Mentors offer support and practical solutions to everyday problems. They hear about job openings and know who can fix a broken-down car.

Spencer, who moved to Austin, Texas, after being released from a Denver jail, got control of her bills and developed a budget with her team’s help. They encouraged her to move her three children out of a gang-infested neighborhood and helped her apply for housing aid. With their support, she decided to go back to school.

A religious woman whose answering machine implores callers to “have a glorious day in the Lord,” Spencer, 28, had been on welfare her entire life. Last summer, after staying off drugs for a year, she left the rolls.

“My mom raised us on welfare and then the minute I got pregnant, I got on welfare,” she said. “Now I can hold my head up high.”

In Michigan, Padron’s team helped her find housing for her family, including two young children and newborn twins. One volunteer tutored her for the high-school equivalency exam. Another helped her get a car.

“They’re like my family now,” said Padron, 24, who lives in Holland, Mich., the first place in the nation to put every able-bodied welfare recipient to work.

Soup kitchens and clothing drives still far outnumber mentoring programs, but this sort of one-to-one assistance is catching on. Statewide ventures are under way in Mississippi and Texas. Smaller programs are operating in Michigan, Maryland, Virginia, Indiana and a few other states.

“The landscape is changing. We’re aiming now towards solutions to poverty rather than just service,” said Jim Wallis, editor of Sojourners, a Christian political and cultural magazine.

Church interest in mentoring has grown with welfare reform. Like the new welfare paradigm, with its emphasis on work over subsistence, mentoring tries to change people, not just help them survive.

“Churches were not really transforming the lives of the families with this traditional money-for-rent, money-for-utilities, soup-kitchen stuff,” said Amy Sherman, who studies mentoring and runs a small program at Trinity Presbyterian Church in Charlottesville, Va.

Conservative churches, which lobbied for welfare reform, feel obliged to do more now that the rules have changed, said Richard Cizik of the National Association of Evangelicals.

“We’ve been quick to criticize but we haven’t been so quick to put our hand into the plow to help people,” he said.

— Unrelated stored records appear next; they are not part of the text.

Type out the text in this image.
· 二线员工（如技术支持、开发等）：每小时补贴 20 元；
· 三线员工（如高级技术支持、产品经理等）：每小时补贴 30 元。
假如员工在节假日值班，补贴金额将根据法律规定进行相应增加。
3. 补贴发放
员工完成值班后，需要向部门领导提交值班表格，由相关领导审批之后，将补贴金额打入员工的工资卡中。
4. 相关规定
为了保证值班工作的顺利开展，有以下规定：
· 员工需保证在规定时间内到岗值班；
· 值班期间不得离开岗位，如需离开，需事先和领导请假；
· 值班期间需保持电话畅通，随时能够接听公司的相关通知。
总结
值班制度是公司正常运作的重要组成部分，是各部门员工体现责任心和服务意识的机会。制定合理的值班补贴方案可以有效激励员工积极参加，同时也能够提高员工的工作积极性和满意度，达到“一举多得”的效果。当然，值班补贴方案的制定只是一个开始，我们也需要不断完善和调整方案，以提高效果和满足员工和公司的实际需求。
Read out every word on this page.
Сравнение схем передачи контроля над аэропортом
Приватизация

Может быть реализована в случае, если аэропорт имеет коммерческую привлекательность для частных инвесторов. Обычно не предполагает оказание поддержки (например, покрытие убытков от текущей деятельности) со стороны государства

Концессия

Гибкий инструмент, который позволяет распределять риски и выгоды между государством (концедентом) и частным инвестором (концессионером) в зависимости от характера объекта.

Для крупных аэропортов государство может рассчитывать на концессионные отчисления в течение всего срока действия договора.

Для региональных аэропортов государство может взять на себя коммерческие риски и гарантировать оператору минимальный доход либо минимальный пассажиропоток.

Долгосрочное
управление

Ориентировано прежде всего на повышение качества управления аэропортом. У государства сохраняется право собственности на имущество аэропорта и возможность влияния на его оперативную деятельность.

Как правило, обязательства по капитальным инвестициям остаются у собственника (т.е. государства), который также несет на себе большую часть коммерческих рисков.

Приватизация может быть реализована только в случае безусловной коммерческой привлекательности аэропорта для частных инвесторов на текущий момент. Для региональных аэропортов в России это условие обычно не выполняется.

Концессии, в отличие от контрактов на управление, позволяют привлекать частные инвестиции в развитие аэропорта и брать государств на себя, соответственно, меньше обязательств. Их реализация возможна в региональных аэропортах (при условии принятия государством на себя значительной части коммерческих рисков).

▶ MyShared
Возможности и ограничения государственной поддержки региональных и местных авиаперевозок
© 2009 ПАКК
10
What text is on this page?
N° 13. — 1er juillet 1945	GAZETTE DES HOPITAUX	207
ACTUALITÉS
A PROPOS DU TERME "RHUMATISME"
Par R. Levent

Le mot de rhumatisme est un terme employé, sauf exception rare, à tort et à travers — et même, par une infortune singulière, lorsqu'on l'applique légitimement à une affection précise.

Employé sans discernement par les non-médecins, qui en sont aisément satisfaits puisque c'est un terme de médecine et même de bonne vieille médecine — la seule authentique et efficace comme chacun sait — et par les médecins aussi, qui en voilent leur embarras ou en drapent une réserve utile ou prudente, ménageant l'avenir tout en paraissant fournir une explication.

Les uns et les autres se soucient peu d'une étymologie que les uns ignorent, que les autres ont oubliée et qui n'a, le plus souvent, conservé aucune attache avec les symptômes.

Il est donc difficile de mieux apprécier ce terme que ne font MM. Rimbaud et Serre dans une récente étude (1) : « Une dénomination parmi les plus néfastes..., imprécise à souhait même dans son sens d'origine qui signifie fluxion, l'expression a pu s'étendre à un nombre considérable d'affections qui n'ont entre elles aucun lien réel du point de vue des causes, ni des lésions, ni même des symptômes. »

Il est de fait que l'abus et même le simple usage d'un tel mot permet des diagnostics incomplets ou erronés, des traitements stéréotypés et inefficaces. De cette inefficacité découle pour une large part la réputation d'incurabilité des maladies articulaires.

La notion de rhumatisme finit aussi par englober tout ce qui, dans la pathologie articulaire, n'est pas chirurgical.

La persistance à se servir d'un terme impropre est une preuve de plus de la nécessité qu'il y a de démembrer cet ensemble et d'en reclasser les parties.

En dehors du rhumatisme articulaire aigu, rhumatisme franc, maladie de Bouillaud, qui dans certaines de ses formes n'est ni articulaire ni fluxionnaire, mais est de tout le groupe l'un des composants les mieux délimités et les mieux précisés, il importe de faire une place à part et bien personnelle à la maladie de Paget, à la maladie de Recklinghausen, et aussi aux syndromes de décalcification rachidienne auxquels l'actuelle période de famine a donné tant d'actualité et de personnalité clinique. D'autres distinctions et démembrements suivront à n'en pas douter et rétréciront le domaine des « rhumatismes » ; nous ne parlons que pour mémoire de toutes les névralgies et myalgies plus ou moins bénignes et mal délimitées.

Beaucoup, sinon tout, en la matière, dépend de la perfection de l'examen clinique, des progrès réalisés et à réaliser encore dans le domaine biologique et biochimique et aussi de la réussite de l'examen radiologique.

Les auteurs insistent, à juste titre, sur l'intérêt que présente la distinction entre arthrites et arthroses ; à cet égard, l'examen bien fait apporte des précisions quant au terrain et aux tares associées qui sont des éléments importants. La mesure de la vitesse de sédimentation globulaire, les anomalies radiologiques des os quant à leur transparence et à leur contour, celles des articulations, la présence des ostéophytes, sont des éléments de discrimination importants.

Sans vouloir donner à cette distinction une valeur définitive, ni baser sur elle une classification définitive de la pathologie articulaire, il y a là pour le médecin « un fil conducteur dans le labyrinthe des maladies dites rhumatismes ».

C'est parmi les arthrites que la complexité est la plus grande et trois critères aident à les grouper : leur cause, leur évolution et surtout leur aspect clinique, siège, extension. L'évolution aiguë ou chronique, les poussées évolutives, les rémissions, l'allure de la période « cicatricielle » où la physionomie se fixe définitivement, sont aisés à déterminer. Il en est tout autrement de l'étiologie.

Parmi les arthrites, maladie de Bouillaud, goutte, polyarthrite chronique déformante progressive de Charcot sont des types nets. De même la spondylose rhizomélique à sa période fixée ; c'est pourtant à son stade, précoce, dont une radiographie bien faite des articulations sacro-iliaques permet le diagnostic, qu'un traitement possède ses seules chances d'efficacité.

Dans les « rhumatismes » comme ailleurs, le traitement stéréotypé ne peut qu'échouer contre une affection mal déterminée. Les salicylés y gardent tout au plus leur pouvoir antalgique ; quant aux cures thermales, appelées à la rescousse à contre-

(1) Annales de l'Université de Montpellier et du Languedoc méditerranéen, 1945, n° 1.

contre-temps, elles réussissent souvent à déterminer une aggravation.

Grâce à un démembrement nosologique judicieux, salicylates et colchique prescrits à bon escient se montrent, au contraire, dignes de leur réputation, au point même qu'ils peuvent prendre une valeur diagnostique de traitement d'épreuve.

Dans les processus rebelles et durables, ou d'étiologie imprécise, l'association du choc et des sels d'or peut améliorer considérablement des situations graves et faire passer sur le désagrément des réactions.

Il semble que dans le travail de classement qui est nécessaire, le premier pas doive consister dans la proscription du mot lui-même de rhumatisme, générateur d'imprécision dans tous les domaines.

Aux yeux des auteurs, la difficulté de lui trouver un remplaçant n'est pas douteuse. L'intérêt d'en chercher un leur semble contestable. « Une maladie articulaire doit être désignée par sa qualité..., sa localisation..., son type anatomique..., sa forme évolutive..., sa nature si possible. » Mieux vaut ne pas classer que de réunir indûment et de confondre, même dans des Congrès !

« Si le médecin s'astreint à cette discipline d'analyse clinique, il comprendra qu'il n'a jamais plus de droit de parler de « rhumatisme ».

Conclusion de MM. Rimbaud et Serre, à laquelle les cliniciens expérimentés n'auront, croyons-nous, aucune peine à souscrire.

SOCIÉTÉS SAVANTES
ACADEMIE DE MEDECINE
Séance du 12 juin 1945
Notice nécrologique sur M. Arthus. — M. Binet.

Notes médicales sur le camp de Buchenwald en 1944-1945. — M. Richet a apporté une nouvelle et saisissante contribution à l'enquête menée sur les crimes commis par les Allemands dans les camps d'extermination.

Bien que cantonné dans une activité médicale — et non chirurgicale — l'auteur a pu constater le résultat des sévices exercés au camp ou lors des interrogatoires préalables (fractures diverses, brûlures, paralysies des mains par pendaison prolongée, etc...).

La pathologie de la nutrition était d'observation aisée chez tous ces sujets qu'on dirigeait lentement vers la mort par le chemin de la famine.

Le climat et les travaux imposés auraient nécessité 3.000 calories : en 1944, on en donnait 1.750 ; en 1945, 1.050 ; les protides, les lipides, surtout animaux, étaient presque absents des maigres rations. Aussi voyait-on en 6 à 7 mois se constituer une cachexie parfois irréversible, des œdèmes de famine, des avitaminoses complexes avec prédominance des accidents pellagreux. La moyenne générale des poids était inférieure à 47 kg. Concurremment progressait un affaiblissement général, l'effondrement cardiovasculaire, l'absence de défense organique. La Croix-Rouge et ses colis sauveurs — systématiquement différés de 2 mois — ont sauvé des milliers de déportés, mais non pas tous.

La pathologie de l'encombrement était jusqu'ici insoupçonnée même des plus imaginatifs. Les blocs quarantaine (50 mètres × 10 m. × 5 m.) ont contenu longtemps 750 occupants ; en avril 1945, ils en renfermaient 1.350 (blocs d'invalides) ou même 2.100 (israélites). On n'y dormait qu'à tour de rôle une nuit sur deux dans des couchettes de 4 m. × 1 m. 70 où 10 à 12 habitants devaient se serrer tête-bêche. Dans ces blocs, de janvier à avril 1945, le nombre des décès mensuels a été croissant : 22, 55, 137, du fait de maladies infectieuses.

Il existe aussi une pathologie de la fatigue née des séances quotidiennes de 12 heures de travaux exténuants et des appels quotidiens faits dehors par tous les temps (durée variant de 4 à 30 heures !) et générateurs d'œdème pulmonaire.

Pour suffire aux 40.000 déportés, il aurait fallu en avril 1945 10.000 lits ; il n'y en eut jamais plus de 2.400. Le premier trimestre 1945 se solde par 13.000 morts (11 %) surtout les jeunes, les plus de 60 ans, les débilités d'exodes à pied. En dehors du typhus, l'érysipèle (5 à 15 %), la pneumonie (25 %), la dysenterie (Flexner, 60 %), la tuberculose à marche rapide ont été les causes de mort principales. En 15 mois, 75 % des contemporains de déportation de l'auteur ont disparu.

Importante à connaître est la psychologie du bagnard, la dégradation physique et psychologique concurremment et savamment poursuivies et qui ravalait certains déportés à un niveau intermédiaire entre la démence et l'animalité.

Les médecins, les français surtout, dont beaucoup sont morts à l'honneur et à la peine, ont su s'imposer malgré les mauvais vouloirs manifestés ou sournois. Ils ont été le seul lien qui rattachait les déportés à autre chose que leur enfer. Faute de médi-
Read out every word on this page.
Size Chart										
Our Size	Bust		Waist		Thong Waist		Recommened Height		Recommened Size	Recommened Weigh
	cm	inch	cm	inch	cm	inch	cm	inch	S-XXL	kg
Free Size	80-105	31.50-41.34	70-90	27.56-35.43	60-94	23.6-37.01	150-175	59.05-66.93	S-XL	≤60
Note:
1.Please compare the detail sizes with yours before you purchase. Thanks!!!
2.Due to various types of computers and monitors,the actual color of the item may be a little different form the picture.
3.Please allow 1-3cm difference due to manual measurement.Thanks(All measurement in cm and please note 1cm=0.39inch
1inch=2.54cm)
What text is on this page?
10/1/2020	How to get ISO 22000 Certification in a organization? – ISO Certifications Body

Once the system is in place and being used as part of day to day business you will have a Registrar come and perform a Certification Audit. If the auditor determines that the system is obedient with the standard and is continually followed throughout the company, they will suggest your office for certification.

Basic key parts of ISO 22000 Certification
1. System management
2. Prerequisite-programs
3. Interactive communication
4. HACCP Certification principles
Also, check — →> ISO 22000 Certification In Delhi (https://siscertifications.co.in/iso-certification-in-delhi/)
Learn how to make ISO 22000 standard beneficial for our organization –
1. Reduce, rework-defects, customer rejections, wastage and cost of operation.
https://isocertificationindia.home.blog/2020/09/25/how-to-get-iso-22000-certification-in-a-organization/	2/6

And churches that opposed the 1996 welfare reform law, which ended the six-decade national guarantee of aid for the poor, feel compelled to help patch the safety net.

“All around the country you’ve got people trying to scramble quickly to put into place some kind of alternative,” said Wallis, who is leading an effort to unite liberal and conservative churches on this issue.

In most cases, mentoring programs are run or financially supported by government. And that reflects another change in welfare policy, as barriers between government and religion break down.

With increased pressure to move people off of welfare and into jobs, government officials are more open to help from wherever it may come. And the 1996 law made it easier for religious groups to qualify for state funding, eliminating the requirement that they remove religious elements of a program.

Some fear the change erodes the wall between church and state.

“A needy person shouldn’t have to walk up to a church with hat in hand looking for help,” said Robert Boston of Americans United for Separation of Church and State.

But volunteers - and participants - say mentoring programs have nothing to do with coercion.

“It’s surrounding families with unconditional love,” Wallis said. “From Torah to Gospel to Koran, the issue is how you treat the other, how you treat the stranger, how you treat those who are on the edges and fallen through the cracks. The answer to poverty is including people into our lives.”